Companies caught in local lockdowns in England allowed to claim compensation

Companies caught in local lockdowns in England will be allowed to claim up to £1,500 per property every three weeks under rules announced by the Treasury on Wednesday.

Under the scheme, companies can apply for the extra funding if they have been required to close due to local Covid-19 restrictions. The funding is not available for companies caught out by national restrictions, such as the ban on nightclubs reopening.

Larger companies, determined by the rateable value of the premises or the size of their rent or mortgage, will receive £1,500 every three weeks while smaller companies will receive £1,000.

Steve Barclay, chief secretary to the Treasury, said the grants would give businesses a “safety net” while temporarily closed.

Alok Sharma, business secretary, said: “No business should be punished for doing the right thing, which is why today’s package will offer additional breathing space for businesses that have had to temporarily close to control the virus.”

The payments, which will be distributed by local authorities, are in addition to extra payments for people on low incomes who have been required to self-isolate in areas of high infection — which are currently being trialled in Blackburn with Darwen, Pendle and Oldham.

The new funding applies only to England, where lockdowns have been imposed on Manchester, Oldham, Pendle, Leicester and parts of Blackburn with Darwen.

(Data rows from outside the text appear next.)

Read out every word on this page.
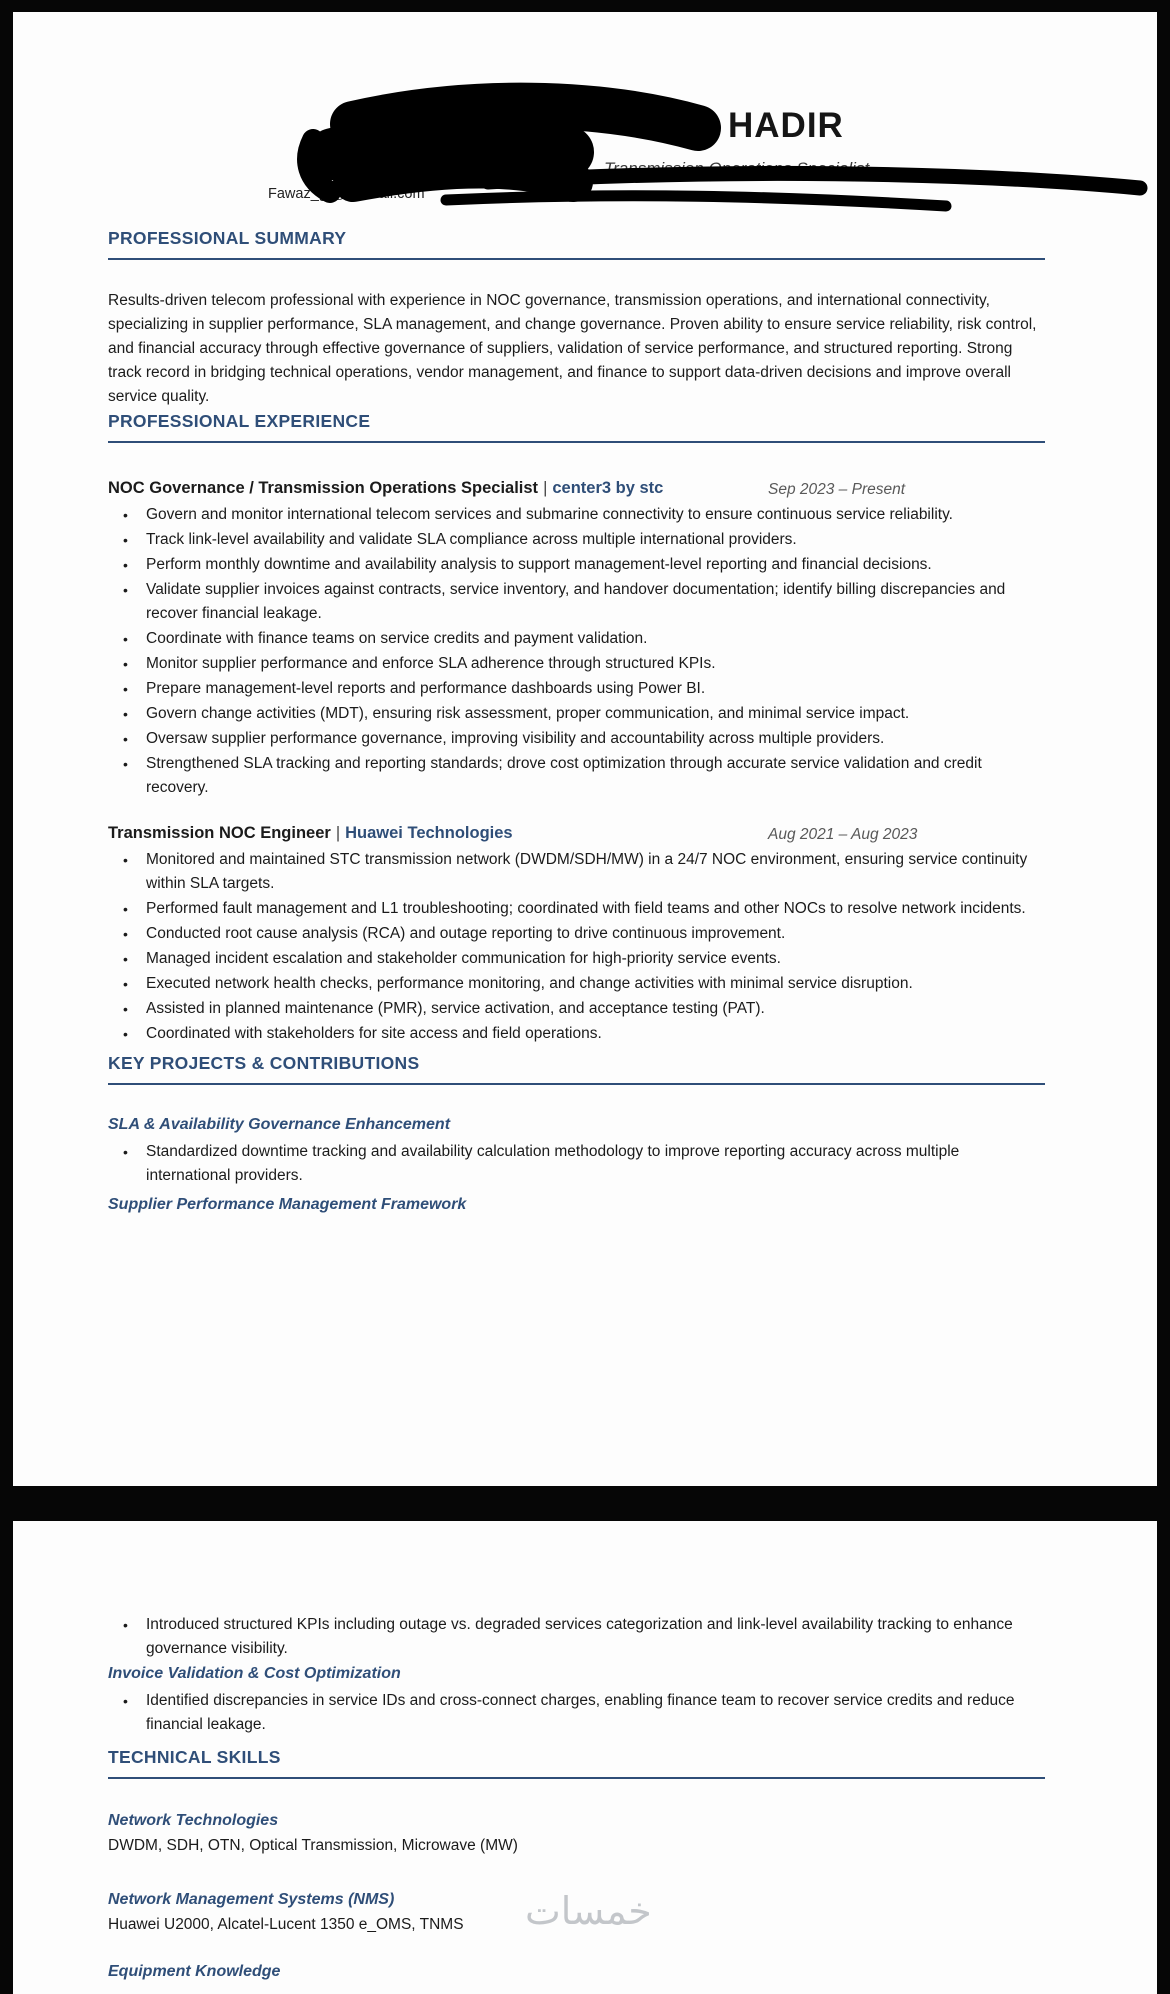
HADIR
Transmission Operations Specialist
Fawaz_gr@hotmail.com
PROFESSIONAL SUMMARY
Results-driven telecom professional with experience in NOC governance, transmission operations, and international connectivity, specializing in supplier performance, SLA management, and change governance. Proven ability to ensure service reliability, risk control, and financial accuracy through effective governance of suppliers, validation of service performance, and structured reporting. Strong track record in bridging technical operations, vendor management, and finance to support data-driven decisions and improve overall service quality.
PROFESSIONAL EXPERIENCE
NOC Governance / Transmission Operations Specialist | center3 by stc	Sep 2023 – Present
•	Govern and monitor international telecom services and submarine connectivity to ensure continuous service reliability.
•	Track link-level availability and validate SLA compliance across multiple international providers.
•	Perform monthly downtime and availability analysis to support management-level reporting and financial decisions.
•	Validate supplier invoices against contracts, service inventory, and handover documentation; identify billing discrepancies and recover financial leakage.
•	Coordinate with finance teams on service credits and payment validation.
•	Monitor supplier performance and enforce SLA adherence through structured KPIs.
•	Prepare management-level reports and performance dashboards using Power BI.
•	Govern change activities (MDT), ensuring risk assessment, proper communication, and minimal service impact.
•	Oversaw supplier performance governance, improving visibility and accountability across multiple providers.
•	Strengthened SLA tracking and reporting standards; drove cost optimization through accurate service validation and credit recovery.
Transmission NOC Engineer | Huawei Technologies	Aug 2021 – Aug 2023
•	Monitored and maintained STC transmission network (DWDM/SDH/MW) in a 24/7 NOC environment, ensuring service continuity within SLA targets.
•	Performed fault management and L1 troubleshooting; coordinated with field teams and other NOCs to resolve network incidents.
•	Conducted root cause analysis (RCA) and outage reporting to drive continuous improvement.
•	Managed incident escalation and stakeholder communication for high-priority service events.
•	Executed network health checks, performance monitoring, and change activities with minimal service disruption.
•	Assisted in planned maintenance (PMR), service activation, and acceptance testing (PAT).
•	Coordinated with stakeholders for site access and field operations.
KEY PROJECTS & CONTRIBUTIONS
SLA & Availability Governance Enhancement
•	Standardized downtime tracking and availability calculation methodology to improve reporting accuracy across multiple international providers.
Supplier Performance Management Framework
•	Introduced structured KPIs including outage vs. degraded services categorization and link-level availability tracking to enhance governance visibility.
Invoice Validation & Cost Optimization
•	Identified discrepancies in service IDs and cross-connect charges, enabling finance team to recover service credits and reduce financial leakage.
TECHNICAL SKILLS
Network Technologies
DWDM, SDH, OTN, Optical Transmission, Microwave (MW)
Network Management Systems (NMS)
Huawei U2000, Alcatel-Lucent 1350 e_OMS, TNMS
Equipment Knowledge
خمسات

There are also tighter restrictions in place in Bolton, while Leeds and Middlesbrough are on the government’s “areas of concern” watchlist.

The initiative does not apply to Wales and Scotland where new lockdowns have been imposed in Caerphilly, Glasgow City, East Renfrewshire and West Dunbartonshire.

Business groups welcomed the money for small businesses in particular, following widespread criticism of the management of local lockdowns in Leicester and parts of the North that left businesses struggling to survive a second enforced closure. Businesses did receive money in Leicester but only after the lockdown started.

Craig Beaumont, head of policy at the Federation of Small Businesses, said small businesses would be happy to know that they had some financial support going into new lockdowns, with more expected imminently.

“When you have lost all your income then this could be a lifeline,” he said.

However, business leaders said companies would need further help once the furlough scheme comes to an end in October.

Annie Gascoyne, CBI director of economic policy, said: “New direct cash grants will certainly help small businesses if their area falls under new restrictions to protect public health. But the impact of Covid-19 is still hurting businesses, so the government will need to look at more targeted support in the autumn.”

Adam Marshall, director-general of the British Chambers of Commerce, said businesses needed more money to survive local lockdowns. “Businesses forced to close through no fault of their own will welcome any new grant support, but for most this will not be enough to offset the resulting cash crunch. Ministers should increase the amount on offer to ensure businesses and jobs are protected, and extend coverage to more firms that are hard-hit but not forced to close,” he said.